Das könnte zum Beispiel eine junge Frau sein.
Mitte Zwanzig vielleicht.
Gut, zugegebenermaßen bin ich weder eine Frau noch jung, insofern müsste ich mich tatsächlich einer gewissen Vorsicht befleißigen.
Will sagen, es wäre notwendig, dem projizierenden Anteil meiner Phantasie straffe Zügel anzulegen – Sie wissen schon …
Ich denke jedoch, das wäre machbar. Gut also.
Die junge Frau, sie könnte Claudia heißen, ein Name, dessen Klang, wie ich finde, gut zu jener Geschichte passen würde, bräuchte nun natürlich auch ein Umfeld.
Dieses könnte beipielsweise ein Möbelgeschäft sein, kein allzu großes vielleicht, eher ein mittelständisches, etwas dezentral liegendes, ein Familienbetrieb etwa, in dem Claudia schon ihre Ausbildung hätte absolviert haben können.
Das Möbelgeschäft müsste nicht unbedingt florieren, es könnte im Gegenteil in einer längeren Krise gesteckt haben.
Zum Beispiel hätte der Besitzer und Gründer damals in den siebziger Jahren im ländlichen Umfeld zunächst gute Umsätze gemacht, dann aber mit der Zeit doch so sehr den Anschluss verpasst haben können, dass selbst die an sich anspruchlose Klientel nicht mehr zum Kauf zu animieren gewesen wäre.
In dieser Existenzkrise wäre ein Personalabbau die Folge gewesen, welchem Claudia aber sicherlich nicht zuletzt aufgrund ihrer knappen Auszubildendenvergütung und ihrer anschließend geringen Gehaltsentwicklung entgangen wäre.
Indessen gibt es ja immer die Möglichkeit einer Neuorientierung, beispielsweise eine Verjüngung des Sortiments, und diese hätte so aussehen können, dass das Besitzerehepaar – in Erkenntnis der Ursache seiner Misere – bereit gewesen wäre, Claudias jugendlichem Geschmack zu folgen und die Produktpalette, zumindest partiell, auf ein moderneres Publikum abzustimmen.

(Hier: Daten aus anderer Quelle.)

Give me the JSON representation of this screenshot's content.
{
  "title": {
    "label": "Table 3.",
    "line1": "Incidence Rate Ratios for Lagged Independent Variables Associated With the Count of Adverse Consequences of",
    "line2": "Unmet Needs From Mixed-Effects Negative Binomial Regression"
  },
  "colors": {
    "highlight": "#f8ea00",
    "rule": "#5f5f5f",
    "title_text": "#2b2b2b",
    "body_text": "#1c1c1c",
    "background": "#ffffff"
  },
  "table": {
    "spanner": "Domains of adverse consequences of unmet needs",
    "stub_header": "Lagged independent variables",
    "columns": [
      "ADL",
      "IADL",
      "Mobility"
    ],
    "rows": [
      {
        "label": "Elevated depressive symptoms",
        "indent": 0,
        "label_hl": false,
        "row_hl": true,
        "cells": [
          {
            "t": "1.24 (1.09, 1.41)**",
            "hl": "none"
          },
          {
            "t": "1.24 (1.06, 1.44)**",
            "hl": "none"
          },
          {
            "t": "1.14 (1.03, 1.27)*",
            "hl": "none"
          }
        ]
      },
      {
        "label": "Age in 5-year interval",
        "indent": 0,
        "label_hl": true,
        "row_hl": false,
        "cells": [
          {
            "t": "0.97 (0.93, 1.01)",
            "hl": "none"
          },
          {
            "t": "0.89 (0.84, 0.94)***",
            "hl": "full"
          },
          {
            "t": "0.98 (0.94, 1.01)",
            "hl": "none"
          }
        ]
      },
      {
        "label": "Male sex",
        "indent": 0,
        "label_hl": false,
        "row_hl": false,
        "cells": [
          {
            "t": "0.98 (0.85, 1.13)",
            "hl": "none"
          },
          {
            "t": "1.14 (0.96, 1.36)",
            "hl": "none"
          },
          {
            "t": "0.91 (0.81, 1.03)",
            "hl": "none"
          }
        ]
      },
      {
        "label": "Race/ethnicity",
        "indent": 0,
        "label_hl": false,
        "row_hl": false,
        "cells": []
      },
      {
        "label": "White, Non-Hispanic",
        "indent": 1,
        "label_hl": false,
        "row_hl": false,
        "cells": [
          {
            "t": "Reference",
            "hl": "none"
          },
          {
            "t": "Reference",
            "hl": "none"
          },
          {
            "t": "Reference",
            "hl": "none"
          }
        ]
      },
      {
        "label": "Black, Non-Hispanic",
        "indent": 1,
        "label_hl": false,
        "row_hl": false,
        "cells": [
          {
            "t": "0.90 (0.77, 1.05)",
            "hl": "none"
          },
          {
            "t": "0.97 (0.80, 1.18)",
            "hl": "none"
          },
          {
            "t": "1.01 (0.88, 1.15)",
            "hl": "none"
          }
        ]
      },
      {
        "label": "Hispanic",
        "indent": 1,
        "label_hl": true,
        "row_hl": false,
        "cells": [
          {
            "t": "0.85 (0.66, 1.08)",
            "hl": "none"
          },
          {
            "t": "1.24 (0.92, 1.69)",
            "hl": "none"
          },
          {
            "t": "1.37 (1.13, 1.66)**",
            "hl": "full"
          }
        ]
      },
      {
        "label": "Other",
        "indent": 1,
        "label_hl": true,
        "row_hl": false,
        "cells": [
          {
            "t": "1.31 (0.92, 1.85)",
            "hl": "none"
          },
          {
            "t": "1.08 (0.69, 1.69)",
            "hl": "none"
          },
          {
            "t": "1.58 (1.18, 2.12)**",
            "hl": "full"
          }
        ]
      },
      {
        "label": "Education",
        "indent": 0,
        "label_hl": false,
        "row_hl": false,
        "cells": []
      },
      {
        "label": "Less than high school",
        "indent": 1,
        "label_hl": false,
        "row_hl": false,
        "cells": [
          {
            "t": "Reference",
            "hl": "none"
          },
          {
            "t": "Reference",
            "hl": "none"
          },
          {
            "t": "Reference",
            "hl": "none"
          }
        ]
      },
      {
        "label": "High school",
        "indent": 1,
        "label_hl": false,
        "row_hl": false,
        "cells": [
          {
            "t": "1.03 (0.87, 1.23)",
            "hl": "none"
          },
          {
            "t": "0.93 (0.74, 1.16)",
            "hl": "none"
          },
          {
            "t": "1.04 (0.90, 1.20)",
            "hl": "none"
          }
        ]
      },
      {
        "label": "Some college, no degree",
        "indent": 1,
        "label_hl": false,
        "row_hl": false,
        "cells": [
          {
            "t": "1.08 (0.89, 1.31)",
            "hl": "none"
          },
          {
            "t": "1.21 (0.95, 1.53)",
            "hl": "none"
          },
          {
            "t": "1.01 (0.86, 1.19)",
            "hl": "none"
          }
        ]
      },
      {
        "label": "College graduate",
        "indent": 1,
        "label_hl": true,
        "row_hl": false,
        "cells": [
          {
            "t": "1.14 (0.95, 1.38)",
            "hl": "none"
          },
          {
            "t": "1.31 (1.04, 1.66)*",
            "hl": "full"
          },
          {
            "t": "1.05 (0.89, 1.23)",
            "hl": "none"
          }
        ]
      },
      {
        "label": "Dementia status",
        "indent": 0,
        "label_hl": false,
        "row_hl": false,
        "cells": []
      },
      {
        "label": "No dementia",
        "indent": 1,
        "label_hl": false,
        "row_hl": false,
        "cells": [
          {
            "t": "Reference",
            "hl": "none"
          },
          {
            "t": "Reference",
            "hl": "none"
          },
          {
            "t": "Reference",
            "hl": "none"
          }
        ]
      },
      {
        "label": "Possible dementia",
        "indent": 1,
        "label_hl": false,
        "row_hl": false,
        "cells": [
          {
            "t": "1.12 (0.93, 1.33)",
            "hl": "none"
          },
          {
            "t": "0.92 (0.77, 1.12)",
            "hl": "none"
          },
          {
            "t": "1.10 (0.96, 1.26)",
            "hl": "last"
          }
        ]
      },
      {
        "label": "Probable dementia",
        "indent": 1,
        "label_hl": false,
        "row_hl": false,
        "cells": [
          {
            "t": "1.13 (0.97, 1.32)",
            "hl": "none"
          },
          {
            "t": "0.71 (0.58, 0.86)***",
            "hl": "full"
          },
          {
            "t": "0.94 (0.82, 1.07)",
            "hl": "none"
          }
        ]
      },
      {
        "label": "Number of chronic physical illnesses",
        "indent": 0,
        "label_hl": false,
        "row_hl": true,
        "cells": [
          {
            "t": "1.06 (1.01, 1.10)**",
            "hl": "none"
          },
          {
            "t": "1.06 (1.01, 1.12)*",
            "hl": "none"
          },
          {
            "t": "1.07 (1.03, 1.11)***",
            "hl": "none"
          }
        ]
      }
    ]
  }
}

Ein Eckpfeiler dieser Kampagne hätte eine Werbeprospektserie sein können, welche nicht nur jene neue Stilrichtung zum Inhalt hätte haben können, sondern auch Claudia, genretypisch im Minirock und mit Pferdeschwanz und, warum auch immer, ebenso genretypisch barfuß abgelichtet.
Die Motive wären die üblichen gewesen: Claudia, sich auf Lederpolstern räkelnd, Claudia mit einem Sektglas neben dem jugendlichen Esstisch postiert und – last but not least – Claudia bäuchlings auf dem Bett, frontal in das lächelnde Gesicht fotografiert, während sie neckisch die blanken Unterschenkel nach oben wippte.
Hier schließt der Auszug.